We are fortunate to live in a country with a strong commitment to consumer safety.

Unlike some places in the world, Americans have a high degree of confidence that the products they see on store shelves or buy online have been evaluated by a trusted regulatory body and are safe.

One such regulatory body is the U.S. Consumer Product Safety Commission (CPSC), whose mission is to regulate more than 15,000 consumer products, keeping the public safe from preventable injuries and deaths caused by unsafe and defective products.

During my time as a commissioner at the CPSC, we worked to improve the safety of consumer products, such as toys, cribs, power tools, cigarette lighters and household chemicals. I also understood that compliance requirements should not be unjustly burdensome on the manufacturers and small business owners who produced these products. When a regulation becomes overly burdensome, that raises the costs for Americans that need these products for their families. At the CPSC, we had to prove the benefits expected from any rule bore a reasonable relationship to its costs, and that the rule imposed the least burdensome requirement on manufacturers to reduce the risk of injury.

California is currently considering state legislation, SB 763, whose stated purpose – to help ensure the safety of children’s products – is a noble one. As a mother and a grandmother, I recognize how important it is for parents to know that their children are safe. But SB 763 seeks to impose a labeling requirement on already safe products, undermining consumer confidence and imposing a costly and unnecessary requirement on businesses.

Specifically, SB 763 would require twenty children’s products, which are already exempt from having to meet California’s flammability standard, to be labeled as containing flame-retardant chemicals or not containing flame-retardant chemicals. Imagine the confusion from expectant parents shopping for needed items when they see that the high chair is labeled as being free of flame-retardants and the crib mattress being labeled as containing them.

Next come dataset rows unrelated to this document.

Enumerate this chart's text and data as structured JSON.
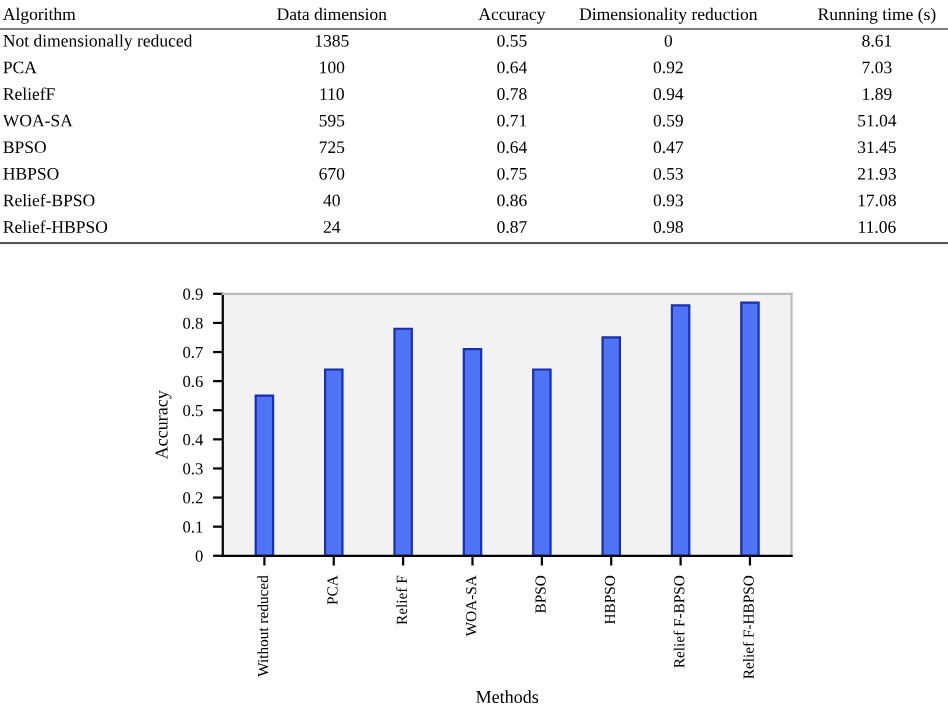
{
  "chart_data": [
    {
      "type": "other",
      "categories": [
        "Algorithm",
        "Data dimension",
        "Accuracy",
        "Dimensionality reduction",
        "Running time (s)"
      ],
      "annotations": [
        "Not dimensionally reduced",
        "1385",
        "0.55",
        "0",
        "8.61",
        "PCA",
        "100",
        "0.64",
        "0.92",
        "7.03",
        "ReliefF",
        "110",
        "0.78",
        "0.94",
        "1.89",
        "WOA-SA",
        "595",
        "0.71",
        "0.59",
        "51.04",
        "BPSO",
        "725",
        "0.64",
        "0.47",
        "31.45",
        "HBPSO",
        "670",
        "0.75",
        "0.53",
        "21.93",
        "Relief-BPSO",
        "40",
        "0.86",
        "0.93",
        "17.08",
        "Relief-HBPSO",
        "24",
        "0.87",
        "0.98",
        "11.06"
      ]
    },
    {
      "type": "bar",
      "xlabel": "Methods",
      "ylabel": "Accuracy",
      "categories": [
        "Without reduced",
        "PCA",
        "Relief F",
        "WOA-SA",
        "BPSO",
        "HBPSO",
        "Relief F-BPSO",
        "Relief F-HBPSO"
      ],
      "values": [
        0.55,
        0.64,
        0.78,
        0.71,
        0.64,
        0.75,
        0.86,
        0.87
      ],
      "color": "#4f74f5",
      "ylim": [
        0,
        0.9
      ],
      "yticks": [
        0,
        0.1,
        0.2,
        0.3,
        0.4,
        0.5,
        0.6,
        0.7,
        0.8,
        0.9
      ],
      "grid": false
    }
  ]
}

What are they to conclude about which product is safe?

Numerous state and federal agencies already regulate product testing, formulations and warnings based on exposure and risk. In this case, the Federal Hazardous Substances Act (FHSA), administered by the CPSC, establishes categories of hazardous substances, and labeling requirements for these same consumer products. SB 763 would simply duplicate these efforts, creating confusion and unnecessarily raising their cost.

Additionally, warning labels have proven to be an ineffective mechanism for detailed consumer communication. Studies have repeatedly shown that consumers’ attitudes and beliefs are not influenced by the more specific information contained in warning labels. In fact, scientists reviewed more than 400 articles concerning warning labels on products such as seat belts, health products, and household chemicals and concluded that labels on product warning had no measurable impact on user behavior or product safety, not to mention the practical limitations of requiring more and more information on limited amounts of space.

Implementation of this proposed legislation would also be costly for California businesses. Local businesses and those businesses wishing to sell their products in the state would be required to spend significant time and resources to design and re-label their products.

Unfortunately, laws and regulations with the best intentions can have negative, and unintended consequences. SB 763’s labeling requirements are unnecessary, counter-productive and burdensome because of already existing consumer safety regulations, the confusion the proposed law will create for consumers and caregivers and the additional cost Californians will have to pay for these products.